Write your finalization code to check to see if the resource reference is valid, and release the resource if it is valid.

This code will handle any path the execution took through the body, including skipping the body completely.

Architecture

Granularity

In C++, RAII-objects are setup to handle one resource per object; necessary with exceptions. In C, we have more freedom, since we are guaranteed complete initialization and finalization. Write your C systems at a similar granularity — don’t overload a single system with too many resources.

A C programmer will benefit from thinking a bit like a C++ programmer when designing resource access: encapsulate the resource initialization, finalization, and access functions in an object-like way.

For example, the interface to a configuration resource may include:

typedef struct { /* config fields */ } Config;

void ConfigInit(Config *cfg); // initialization

void ConfigFinal(Config *cfg); // finalization

int ConfigProcess(Config *cfg,const char *path); // read into cfg

Order Of Initialization

Avoid order-dependent initialization code. Code with fewer dependencies is easier to reuse. Where there are dependencies, for example, initialization of the memory system, comment that in your code.

Even when your code is order-independent, it’s a good idea to set up the initialization and finalization in stack-based order: That is, you should release resources in the reverse order they were acquired during the initialization step.

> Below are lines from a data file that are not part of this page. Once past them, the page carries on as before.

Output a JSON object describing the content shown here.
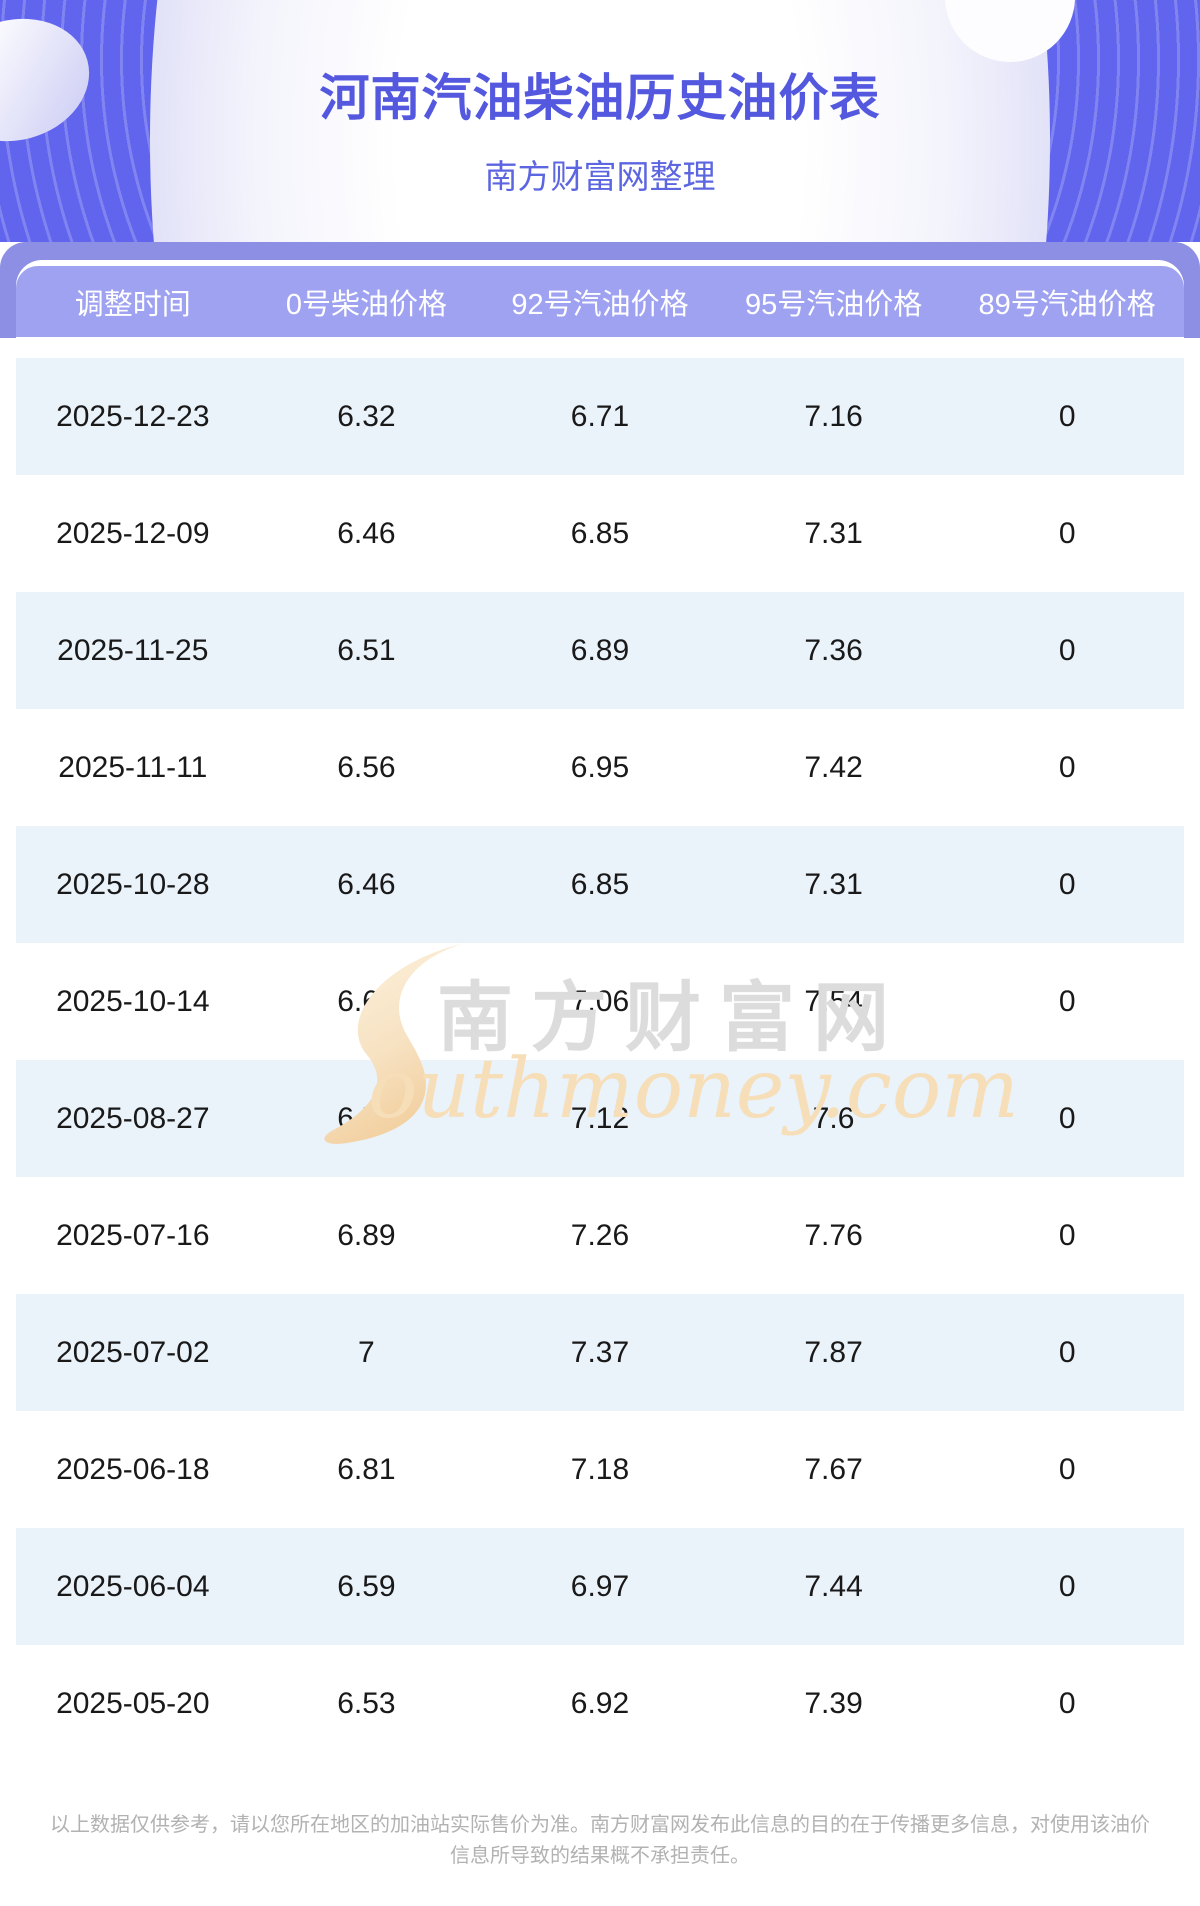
{
  "page": {
    "title": "河南汽油柴油历史油价表",
    "subtitle": "南方财富网整理",
    "footer_disclaimer": "以上数据仅供参考，请以您所在地区的加油站实际售价为准。南方财富网发布此信息的目的在于传播更多信息，对使用该油价信息所导致的结果概不承担责任。"
  },
  "watermark": {
    "cn_text": "南方财富网",
    "en_text": "outhmoney.com",
    "flame_icon": "flame-s-icon"
  },
  "table": {
    "columns": [
      "调整时间",
      "0号柴油价格",
      "92号汽油价格",
      "95号汽油价格",
      "89号汽油价格"
    ],
    "rows": [
      [
        "2025-12-23",
        "6.32",
        "6.71",
        "7.16",
        "0"
      ],
      [
        "2025-12-09",
        "6.46",
        "6.85",
        "7.31",
        "0"
      ],
      [
        "2025-11-25",
        "6.51",
        "6.89",
        "7.36",
        "0"
      ],
      [
        "2025-11-11",
        "6.56",
        "6.95",
        "7.42",
        "0"
      ],
      [
        "2025-10-28",
        "6.46",
        "6.85",
        "7.31",
        "0"
      ],
      [
        "2025-10-14",
        "6.68",
        "7.06",
        "7.54",
        "0"
      ],
      [
        "2025-08-27",
        "6.74",
        "7.12",
        "7.6",
        "0"
      ],
      [
        "2025-07-16",
        "6.89",
        "7.26",
        "7.76",
        "0"
      ],
      [
        "2025-07-02",
        "7",
        "7.37",
        "7.87",
        "0"
      ],
      [
        "2025-06-18",
        "6.81",
        "7.18",
        "7.67",
        "0"
      ],
      [
        "2025-06-04",
        "6.59",
        "6.97",
        "7.44",
        "0"
      ],
      [
        "2025-05-20",
        "6.53",
        "6.92",
        "7.39",
        "0"
      ]
    ]
  },
  "colors": {
    "header_background": "#6165ee",
    "header_stripe": "#7579f1",
    "title_text": "#5358de",
    "subtitle_text": "#5c66e0",
    "band_purple": "#8c8fe4",
    "table_header_purple": "#9fa2f0",
    "row_alt_blue": "#eaf2fa",
    "row_white": "#ffffff",
    "cell_text": "#191919",
    "watermark_gray": "#dcdcdc",
    "watermark_orange": "#f6deb8",
    "footer_text": "#b2b2b2"
  }
}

Releasing in reverse order is good practice as it unwinds the top layer dependencies first, child systems before parent systems, and the base systems last.

Structure 1 shows an example of the pattern that sets up the initialization phase with calls to system initializations, a call to the body function, and then the finalization phase, with calls to system finalizations.

 

=== STRUCTURE 1 ===

 

// INIT

MemoryInit(); // must be first

FileSystemInit();

SerialPortInit();

 

// BODY

Body();

 

// FINAL

SerialPortFinal();

FileSystemFinal();

MemoryFinal();

Setup / Start

For many systems, more work has to be done after initialization and before use. This work includes actions like allocating buffers, opening files, scanning for, and locating system resources.

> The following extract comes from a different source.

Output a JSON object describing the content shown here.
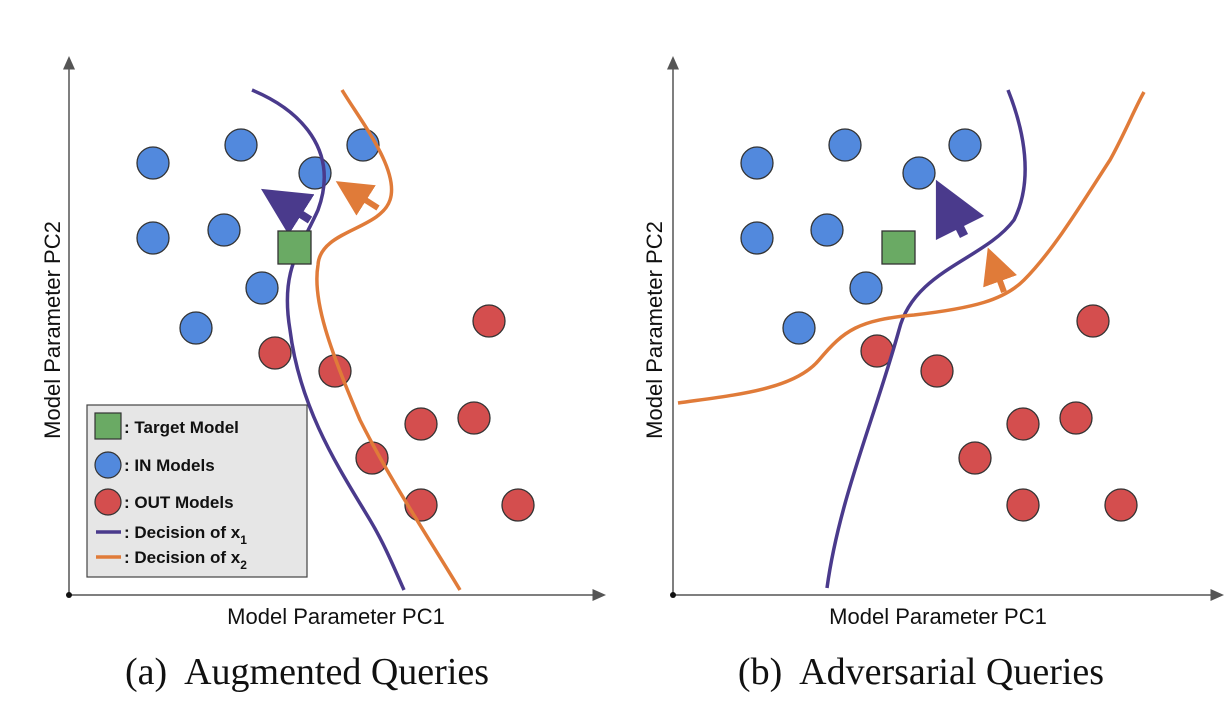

Because all of these actions may fail, they may not be written into the initialization code. Failure of some of these actions may make running the program infeasible. Other failures may be recoverable.

This setup / start code needs to be completed before the program may drop into its main loop, and is written as the first part of the body code, after the initialization.

Structure 2 shows use of a goto that jumps to the finalization phase. This limited use of goto guarantees we run the finalization code when we run into failures in the body. For these examples, a negative return signals an error.

 

=== STRUCTURE 2 ==

 

// INIT

MemoryInit(); // must be first

FileSystemInit();

SerialPortInit();

 

// BODY-STARTUP

if(ReadAllConfigFiles()<0)

goto FINAL;

if(OpenDebugUART()<0)

goto FINAL;

if(AllocateBuffers()<0)

goto FINAL;

 

// BODY-MAIN

ApplicationBody();

 

FINAL: // FINAL

SerialPortFinal();

FileSystemFinal();

MemoryFinal();

Summary

RAII is an important C++ idiom for resource management. Notably, RAII provides a structural idiom for proper resource management with exceptions.

The power of the idiom is in the guarantees it provides. Properly used, the destructor for your RAII-object is guaranteed to be called to allow you to free resources.

In a future post, I’ll compare the code and compiler output from the C++ and C approaches to RAII.